Alexandre était extrêmement tendu, bien plus que je ne l'étais moi-même. Discrètement, je me rapprochais de lui et mes doigts effleurèrent sa main du bout des ongles. Je le sentis se détendre à peine. Le reste du village ne faisait pas exception, une bonne partie d'entre eux donnait l'impression de risquer de s'évanouir d'un instant à l'autre. La tension était bien plus que palpable, je n'arrivais pas à trouver le mot adéquate pour décrire à quel point elle était exponentielle.

Les femmes portaient toutes un accessoire rose dans les cheveux, allant de la simple barrette et à un bandeau rose.

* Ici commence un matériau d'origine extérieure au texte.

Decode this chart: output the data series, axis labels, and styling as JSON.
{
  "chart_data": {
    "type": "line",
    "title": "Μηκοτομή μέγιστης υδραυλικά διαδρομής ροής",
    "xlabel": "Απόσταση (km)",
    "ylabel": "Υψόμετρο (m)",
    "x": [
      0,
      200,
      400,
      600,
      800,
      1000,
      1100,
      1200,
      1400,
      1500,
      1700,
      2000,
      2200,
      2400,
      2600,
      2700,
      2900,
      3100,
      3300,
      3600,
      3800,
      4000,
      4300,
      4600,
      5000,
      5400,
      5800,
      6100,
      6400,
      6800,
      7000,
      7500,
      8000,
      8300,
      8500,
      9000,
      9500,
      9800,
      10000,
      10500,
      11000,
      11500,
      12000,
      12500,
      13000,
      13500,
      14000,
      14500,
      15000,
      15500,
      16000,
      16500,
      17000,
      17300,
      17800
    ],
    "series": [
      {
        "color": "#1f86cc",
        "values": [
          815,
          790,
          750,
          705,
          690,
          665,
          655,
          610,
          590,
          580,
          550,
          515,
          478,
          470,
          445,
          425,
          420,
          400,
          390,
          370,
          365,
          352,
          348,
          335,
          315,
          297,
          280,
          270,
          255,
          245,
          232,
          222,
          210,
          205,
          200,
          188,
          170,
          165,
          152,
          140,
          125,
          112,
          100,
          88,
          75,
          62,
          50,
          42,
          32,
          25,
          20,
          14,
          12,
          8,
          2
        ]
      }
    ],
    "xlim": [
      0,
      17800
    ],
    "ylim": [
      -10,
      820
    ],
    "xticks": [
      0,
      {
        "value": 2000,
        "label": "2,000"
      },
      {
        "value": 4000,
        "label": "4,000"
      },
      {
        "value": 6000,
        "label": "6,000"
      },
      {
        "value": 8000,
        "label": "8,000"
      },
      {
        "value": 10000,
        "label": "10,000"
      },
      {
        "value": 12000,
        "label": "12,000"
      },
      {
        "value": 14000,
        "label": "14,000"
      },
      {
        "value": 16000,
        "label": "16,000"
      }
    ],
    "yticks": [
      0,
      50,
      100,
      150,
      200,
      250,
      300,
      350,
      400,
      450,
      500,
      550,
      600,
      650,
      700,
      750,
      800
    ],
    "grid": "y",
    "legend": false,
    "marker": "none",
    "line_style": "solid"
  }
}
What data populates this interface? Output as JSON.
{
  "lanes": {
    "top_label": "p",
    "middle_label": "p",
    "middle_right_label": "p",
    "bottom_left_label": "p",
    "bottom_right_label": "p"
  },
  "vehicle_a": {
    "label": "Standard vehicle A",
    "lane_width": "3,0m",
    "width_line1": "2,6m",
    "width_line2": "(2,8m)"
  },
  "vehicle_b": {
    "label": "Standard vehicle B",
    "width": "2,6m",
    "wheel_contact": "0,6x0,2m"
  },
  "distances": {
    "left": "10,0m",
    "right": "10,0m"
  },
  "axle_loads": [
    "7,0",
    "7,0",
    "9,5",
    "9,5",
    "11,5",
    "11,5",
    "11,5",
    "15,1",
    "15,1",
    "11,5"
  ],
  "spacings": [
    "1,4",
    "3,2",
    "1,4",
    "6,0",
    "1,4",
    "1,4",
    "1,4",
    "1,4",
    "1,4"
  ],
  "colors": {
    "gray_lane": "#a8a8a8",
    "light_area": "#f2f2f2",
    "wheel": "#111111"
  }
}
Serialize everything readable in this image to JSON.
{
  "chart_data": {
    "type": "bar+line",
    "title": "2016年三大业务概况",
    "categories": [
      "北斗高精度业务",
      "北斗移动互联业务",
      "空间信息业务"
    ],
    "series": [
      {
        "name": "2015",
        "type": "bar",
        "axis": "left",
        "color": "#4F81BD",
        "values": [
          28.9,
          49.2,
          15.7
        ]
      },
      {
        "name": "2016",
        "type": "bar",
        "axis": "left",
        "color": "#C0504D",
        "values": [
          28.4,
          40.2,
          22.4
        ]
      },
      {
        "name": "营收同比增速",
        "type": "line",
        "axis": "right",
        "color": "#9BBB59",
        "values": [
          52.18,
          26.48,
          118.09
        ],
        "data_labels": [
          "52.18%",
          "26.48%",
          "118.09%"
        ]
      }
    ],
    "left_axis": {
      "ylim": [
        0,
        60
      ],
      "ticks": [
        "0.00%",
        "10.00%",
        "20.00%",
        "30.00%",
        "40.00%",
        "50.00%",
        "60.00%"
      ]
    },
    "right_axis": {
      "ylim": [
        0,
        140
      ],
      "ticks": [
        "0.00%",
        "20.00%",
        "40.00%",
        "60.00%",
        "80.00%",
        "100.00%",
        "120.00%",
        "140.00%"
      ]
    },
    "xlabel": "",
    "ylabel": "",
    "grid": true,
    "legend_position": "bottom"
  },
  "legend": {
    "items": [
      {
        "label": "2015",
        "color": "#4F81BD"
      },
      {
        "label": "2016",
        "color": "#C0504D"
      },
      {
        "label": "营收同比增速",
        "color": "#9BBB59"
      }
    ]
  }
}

Parfois, l'une d'entre elles tenait une rose entre ses doigts. Les hommes quant à eux, portaient, épinglés sur leurs vestes, des roses de toutes les teintes. Certains d'entre eux portaient même des cravates roses. La place entière était un hymne au rose, pourtant, si cette couleur était habituellement associée à l'amour, elle ne l'était plus du tout ce soir.

Lorsque la Lune Rose fut visible par tous, Lizbeth sortie des rangs et se dirigea près de la fontaine. L'ambiance s'alourdie alors d'autant plus. Les doigts d'Alexandre se refermèrent autour des miens et ce simple geste me réconforta aussitôt. Lizbeth leva les mains vers le ciel et commença alors une longue prière appelant à la clémence cette divinité qui les punissait depuis tant de temps. Le vent se leva alors, s'engouffrant violement entre chacun d'entre nous. De petits cris s'échappèrent accidentellement, Lizbeth ordonna fermement le silence et recommença sa prière de plus belle. Les flambeaux autour de nous bougeaient dangereusement, leurs flammes donnaient l'impression d'être animées par leurs propres volontés. Je n'arrivais pas à détacher mon regard des flammes, je craignais qu'un incendie se déclare et que la place entière disparaisse sous les flammes de l'enfer qui s'abattaient sur ce village.

Deux hommes de grande carrure tiraient avec eux un veau tout juste né. L'animal beuglait de toutes ses forces et essayait de lutter contre la corde qui entravait son cou. J'étais certain de pouvoir entendre sa mère lui répondre, non, je l'entendais. Ses cris étaient agonisants, désespérés, elle appelait la chair de sa chair sans réussir à venir le sauver. Le veau était encore humide de sang, il était né il y a à peine quelques heures, une tout au plus. Comment pouvaient-ils le sacrifier de la sorte ?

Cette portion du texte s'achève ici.